@Kash there are two different scenarios that Drone users need to account for when it comes to the docker plugin and rate limiting.
Scenario 1: Build and Publish to Dockerhub
If you are building and publishing to Dockerhub, you are already providing a username and password to the plugin. The plugins always executes a docker login before it builds and publishes the image. This means that image pulls are going to be authenticated and will receive increased rate limits. If the username and password are associated with a paid dockerhub account, there will be no pull limit.
The recommended solution to rate limiting in this scenario is to ensure the username and password provided to the plugin are associated with a paid account. You could even use the organization secrets feature to provide this at an organization level. However, this may require changing yaml files or changing existing secrets.

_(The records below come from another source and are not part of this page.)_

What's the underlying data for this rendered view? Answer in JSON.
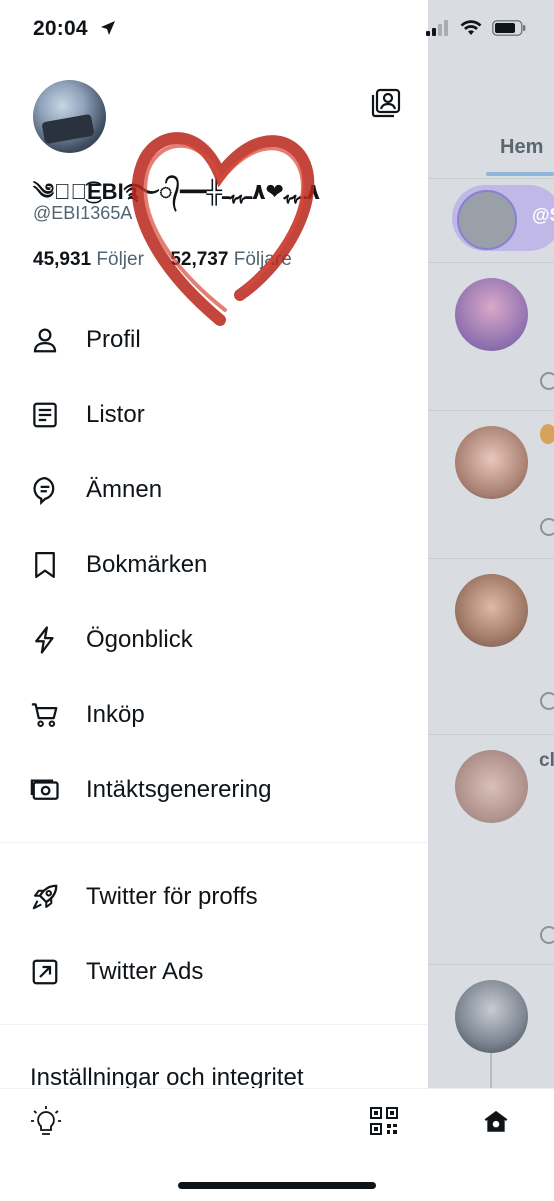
{
  "status_bar": {
    "time": "20:04"
  },
  "profile": {
    "display_name": "༄ঔৣ͜͡EBI࿐᭄━━╬٨ـﮩﮩ❤٨ـﮩﮩـ",
    "handle": "@EBI1365A",
    "following_count": "45,931",
    "following_label": "Följer",
    "followers_count": "52,737",
    "followers_label": "Följare"
  },
  "menu": {
    "items": [
      {
        "label": "Profil",
        "icon": "person-icon"
      },
      {
        "label": "Listor",
        "icon": "list-icon"
      },
      {
        "label": "Ämnen",
        "icon": "topics-icon"
      },
      {
        "label": "Bokmärken",
        "icon": "bookmark-icon"
      },
      {
        "label": "Ögonblick",
        "icon": "lightning-icon"
      },
      {
        "label": "Inköp",
        "icon": "cart-icon"
      },
      {
        "label": "Intäktsgenerering",
        "icon": "money-icon"
      }
    ],
    "secondary": [
      {
        "label": "Twitter för proffs",
        "icon": "rocket-icon"
      },
      {
        "label": "Twitter Ads",
        "icon": "external-arrow-icon"
      }
    ],
    "settings_label": "Inställningar och integritet"
  },
  "timeline": {
    "tab_label": "Hem",
    "banner_text": "@S",
    "author_fragment": "cl"
  }
}
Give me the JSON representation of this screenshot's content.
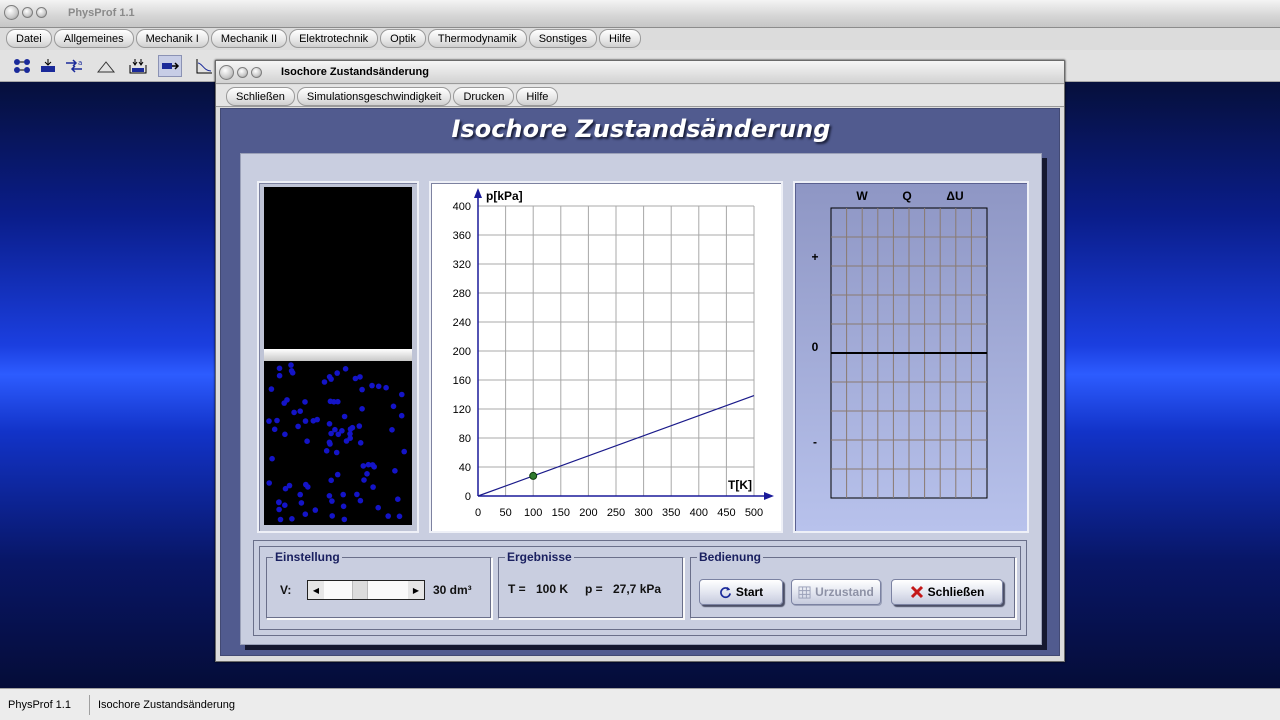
{
  "app": {
    "title": "PhysProf 1.1"
  },
  "menu": [
    "Datei",
    "Allgemeines",
    "Mechanik I",
    "Mechanik II",
    "Elektrotechnik",
    "Optik",
    "Thermodynamik",
    "Sonstiges",
    "Hilfe"
  ],
  "toolbar_icons": [
    "atoms-icon",
    "piston-icon",
    "reaction-icon",
    "wave-icon",
    "container-icon",
    "arrow-right-icon",
    "graph-icon"
  ],
  "dialog": {
    "title": "Isochore Zustandsänderung",
    "menu": [
      "Schließen",
      "Simulationsgeschwindigkeit",
      "Drucken",
      "Hilfe"
    ],
    "heading": "Isochore Zustandsänderung"
  },
  "chart_data": {
    "type": "line",
    "ylabel": "p[kPa]",
    "xlabel": "T[K]",
    "x_ticks": [
      0,
      50,
      100,
      150,
      200,
      250,
      300,
      350,
      400,
      450,
      500
    ],
    "y_ticks": [
      0,
      40,
      80,
      120,
      160,
      200,
      240,
      280,
      320,
      360,
      400
    ],
    "xlim": [
      0,
      500
    ],
    "ylim": [
      0,
      400
    ],
    "series": [
      {
        "x": [
          0,
          500
        ],
        "y": [
          0,
          138.5
        ]
      }
    ],
    "current_point": {
      "x": 100,
      "y": 27.7
    }
  },
  "energy_chart": {
    "columns": [
      "W",
      "Q",
      "ΔU"
    ],
    "y_labels": [
      "+",
      "0",
      "-"
    ]
  },
  "controls": {
    "einstellung": {
      "legend": "Einstellung",
      "label": "V:",
      "value": "30 dm³",
      "slider_fraction": 0.3
    },
    "ergebnisse": {
      "legend": "Ergebnisse",
      "t_label": "T =",
      "t_value": "100 K",
      "p_label": "p =",
      "p_value": "27,7 kPa"
    },
    "bedienung": {
      "legend": "Bedienung",
      "start": "Start",
      "urzustand": "Urzustand",
      "schliessen": "Schließen"
    }
  },
  "status": {
    "app": "PhysProf 1.1",
    "module": "Isochore Zustandsänderung"
  }
}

Scenario 2: Build and Publish to other Registry, but Dockerfile references Dockerhub Images
If you are supplying a username and password to the dind plugin, but the username and password is for another registry (for example, quay) and if your dockerfile pulls from dockerhub, the pulls would not be authenticated and would be subject to rate limits.
The recommended solution in this scenario is to provide dockerhub credentials using the config parameter. Note that these credentials should be associated with a paid account to avoid rate limiting. The config parameter should contain the contents of a docker/config.json file.
- name: build
image: plugins/docker
settings:
repo: quay.io/foo/bar
username:
password:
config: |
{
"auths": {
"https://index.docker.io/v1/": {
"auth": "c3R...zE2"
}
}
}
The config file can also be sourced from a secret:
config:
from_secret: ...
Global Solution: Using a Global Mirror
Finally, a global solution to this problem is to setup a registry mirror. We have some customers that setup and mirror to proxy and authenticate requests to dockerhub. I am not sure how to configure registry mirrors with kubernetes, but with docker you can configure mirrors by editing the docker daemon.json file.
The docker plugin also provides an option to configure a mirronr in the yaml. You could globally configure this mirror for all pipelines by configuring the following a global environment variable with your runner. This would be the equivalent of setting the mirror in every yaml.